6/10
"Modernizing" and "Updating" the Standards of the Laurel & Hardy repertoire; or Why Fix Something When It Isn't Broke?
16 September 2008
Warning: Spoilers
OPERATING as a team for close to a full decade, Laurel & Hardy had made a goodly number of the most successful of 2 Reelers; peppered with an occasional Feature. The system had worked out quite well; but alas, it was now 1935 and there were many changes taking place in the World; including tastes in Hollywood's Movie Manufactories.

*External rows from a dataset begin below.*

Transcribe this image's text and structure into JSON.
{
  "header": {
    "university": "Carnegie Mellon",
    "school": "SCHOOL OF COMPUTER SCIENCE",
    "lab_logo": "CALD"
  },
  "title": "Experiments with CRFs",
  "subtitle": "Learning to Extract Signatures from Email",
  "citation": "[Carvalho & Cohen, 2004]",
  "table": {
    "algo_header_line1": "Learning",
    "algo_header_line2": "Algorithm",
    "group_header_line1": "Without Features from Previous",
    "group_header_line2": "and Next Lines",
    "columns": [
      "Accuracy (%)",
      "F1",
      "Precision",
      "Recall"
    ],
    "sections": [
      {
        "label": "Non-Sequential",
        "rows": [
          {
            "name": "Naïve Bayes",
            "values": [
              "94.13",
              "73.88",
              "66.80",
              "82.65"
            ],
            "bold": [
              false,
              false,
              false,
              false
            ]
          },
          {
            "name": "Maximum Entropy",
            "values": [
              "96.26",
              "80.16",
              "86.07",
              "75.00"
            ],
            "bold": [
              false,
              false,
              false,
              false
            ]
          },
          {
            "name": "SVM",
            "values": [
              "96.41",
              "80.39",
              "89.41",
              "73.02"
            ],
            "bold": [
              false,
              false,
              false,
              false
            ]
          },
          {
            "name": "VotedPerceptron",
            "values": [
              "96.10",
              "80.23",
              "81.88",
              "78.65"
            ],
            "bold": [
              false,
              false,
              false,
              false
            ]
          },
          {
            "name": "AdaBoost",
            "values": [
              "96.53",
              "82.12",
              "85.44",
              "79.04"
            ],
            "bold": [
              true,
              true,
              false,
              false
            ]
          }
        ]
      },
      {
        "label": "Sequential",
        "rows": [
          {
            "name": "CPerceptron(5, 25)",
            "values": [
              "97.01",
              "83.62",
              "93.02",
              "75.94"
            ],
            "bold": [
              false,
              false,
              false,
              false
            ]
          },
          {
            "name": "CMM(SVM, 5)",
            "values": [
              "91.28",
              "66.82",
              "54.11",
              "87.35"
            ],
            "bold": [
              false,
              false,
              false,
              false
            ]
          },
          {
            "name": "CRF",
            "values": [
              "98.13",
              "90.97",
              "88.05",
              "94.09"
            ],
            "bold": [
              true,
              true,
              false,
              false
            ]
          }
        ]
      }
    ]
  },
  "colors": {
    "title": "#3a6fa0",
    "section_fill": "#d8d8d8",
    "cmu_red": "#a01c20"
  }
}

MUSIC, situations and the subjects used as fodder for building comedy routines were morphing rapidly from what they had been only a few short years earlier. Small wonder that it should be so; for the Nation and the World had now endured the cross of over 5 years of the Great Depression. Tastes of the public and tolerance for certain Comic Story lines was now more somber than that which had been present during the Roaring 20's Jazz Age.

OVER at Hal Roach Studios, the attempt to meet the new popularities and demands of the mass audience, the Studio initiated a sort of hybrid film form. It was dubbed "the Streamliner"; being a short feature that came in at about 50 to 55 minutes in length and was designed to play as a second feature on the Double Bill, Matinée and the emerging movie house sub-species, the Drive-In Theatre.

THE immediate consequence of this move was to eliminate the Short Subject. Ironically it was the Comedy Short that made Roach & Company a serious movie production outfit by bringing us an overall outstanding product using the talents of such luminaries such as: Laurel & Hardy, Harold Lloyd, Charley Chase, Max Davidson, Our Gang, Snub Pollard, the Taxi Boys (Billy Gilbert & Ben Blue), Thelma Todd, Patsy Kelly, Zasu Pitts and others. The past successes not withstanding, they were out, kaput and left to the likes of Columbia Pictures' and RKO Radio Pictures' Short Subjects Departments! EVEN in bringing the Laurel & Hardy Shorts Series to a halt (the last of the Hal Roach Shorts Series), the gang at the Roach Lot weren't afraid to try some things a little different; or, off-beat, even.

STARTING out in typical enough fashion, THICKER THAN WATER (Hal Roach Productions/MGM, 1935) includes a typical non-tranquil domestic situation for Mr. Hardy. Ollie is wed to diminutive, though totally bitchy, spouse. Complications are rendered by having Oliver's friend, Mr. Laurel, as a boarder. Additional support comes from such familiar Hal Roach Players as: James Finlayson, Charlie Hall, Bess Flowers, Harry Bowen and Baldwin Cooke; although only Finn gets to perform to any measure that was equal to what had been before, dating to the Silents.

GOING beyond the usual realm of the L & H comedy, with their slow burns, takes & double takes, Ollie's pomposity and Stan's chronic propensity for malapropisms; the folks in the production team attempted to be more than just a little off the beaten path. They offered us both a super sight gag concept and a sort of science fiction/fantasy sort of a gag to wrap it all up.

THE super sight gag was the "ability" of Stanley to "grab" onto the edge of the screen image and to seemingly pull it off; revealing the next scene. This is mildly amusing at best and is really sort of a derivative of the World of Mr. Disney and the Brothers Fleischer, the Animated Cartoon. Predictably, once it slips from Laurel's hand; forcing him to hurriedly scamper back and grip it again.

SECONDLY, the final gag has a Laurel to Hardy transfusion go bad; mixing and co-mingling not only their plasma, but also their personalities. A clean shaven Hardy with Laurel's voice and mannerisms and a mustachioed Laurel with the inimitable voice of Oliver walk off the last scene; with Stan grabbing the edge of the frame, of course.

THICKER THAN WATER is far from being a top Laurel &Hardy entry; but it doesn't deserve to get some of the criticism that we've read. Let us explain.

HARKING back to 1935, not 1960, '70, '80, '90 or the 21st Century even, we would not have the luxury of contrasting the picture to the entire output of the comedy team; as the L & H Series was then still an ongoing work. There was no thought of "Comic Genius" or "Cinematic Immortality". Getting "Today's" laughs in their current movies was the sole objective. Then they would move on to the next project.

AND, of course, no one would ever want to have been accused of being "behind the times." DOES this make any sense to anyone out there in our Cyber Space Audience? POODLE SCHNITZ!!